In the conventional SCCS, we compared the incidence rate of first MI during risk periods with the baseline within an observation period. The observation period started from 1 year after the patient entered the database (cohort entry) and ended at the earliest of the study end date, death or receiving any non-oral or inpatient PPI therapy after the first oral outpatient PPI therapy. To investigate the short-term cardiovascular risk of PPIs, we defined risk periods as follows: Days 1–14, Days 15–30 and Days 31–60 since the prescription start date (prescription date). To correct the estimates if the exposure is event dependent, we included a 14-day pre-exposure period before each prescription. All other periods were defined as baseline (Supplementary Figure S1, available as Supplementary data at IJE online). Any remaining exposed time longer than the predefined risk periods (i.e. exposed time to PPIs from Days 61+ if a PPI prescription was longer than 60 days) were removed from baseline.

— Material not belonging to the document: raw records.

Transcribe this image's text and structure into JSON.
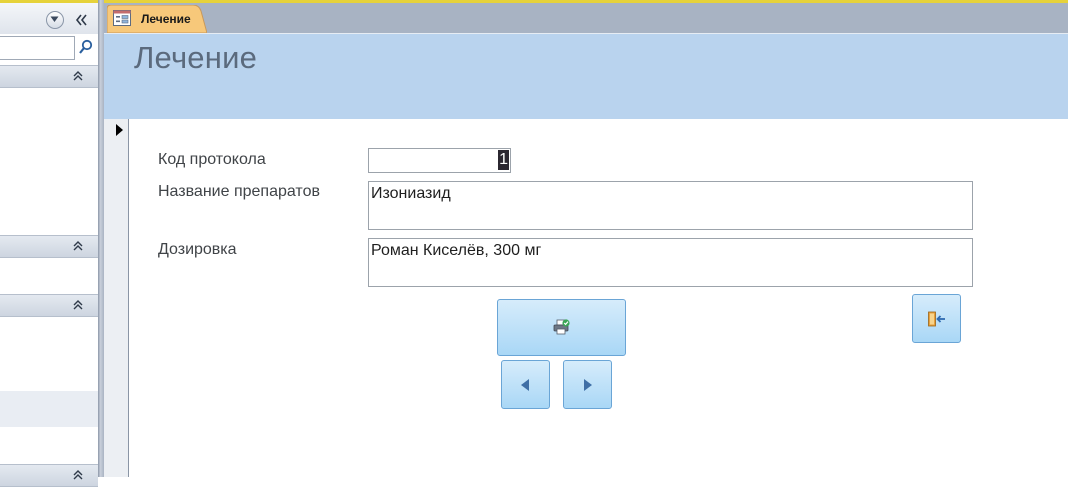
{
  "window": {
    "tab_title": "Лечение"
  },
  "form": {
    "title": "Лечение",
    "fields": {
      "protocol_code": {
        "label": "Код протокола",
        "value": "1"
      },
      "drug_names": {
        "label": "Название препаратов",
        "value": "Изониазид"
      },
      "dosage": {
        "label": "Дозировка",
        "value": "Роман Киселёв, 300 мг"
      }
    }
  },
  "icons": {
    "tab_icon": "form-icon",
    "print": "print-icon",
    "prev": "arrow-left-icon",
    "next": "arrow-right-icon",
    "exit": "exit-icon",
    "search": "search-icon"
  },
  "colors": {
    "header_band": "#b9d3ee",
    "title_text": "#5b6a7d",
    "button_face": "#a9d7f6",
    "tab_active": "#f7c87a"
  }
}
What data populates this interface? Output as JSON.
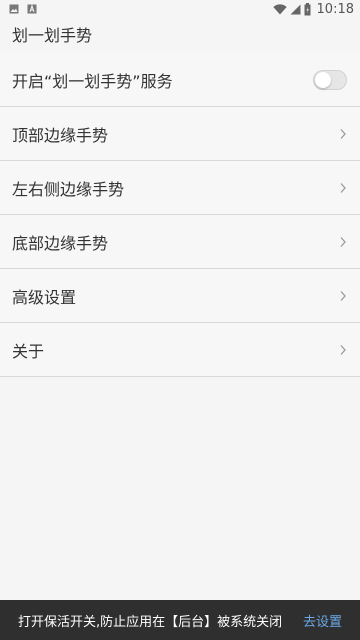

We repeated the conventional SCCS analysis using H₂RAs as exposure because H₂RAs share similar indications to PPIs. Based on the current evidence, no plausible biological mechanism suggests that H₂RAs may lead to MI. We searched PubMed on 5 May 2022 using keywords and Boolean operators: (histamine 2 receptor antagonists or cimetidine or famotidine or nizatidine or ranitidine) and (myocardial infarction or heart attack), yielding 76 studies. Of them, only two studies were identified to be relevant to the potential mechanism, if any. Results showed that H₂ receptor activation could exacerbate myocardial injury.¹ One study demonstrated a protective effect of histamine against myocardial injury for an H₂RA.² However, no clinical studies have been found to support such association. Therefore, any positive association found might imply that it could be attributed to symptoms that prompted the use of antacids and which were also risk factors for MI. We randomly selected a subset of patients who had H₂RAs during the study period, to match the same number of identified PPI users. The inclusion and exclusion criteria and definitions of risk periods and observation period were the same as those in the analysis for PPIs. A patient could be included in both PPI and H₂RA cohorts (3.3%).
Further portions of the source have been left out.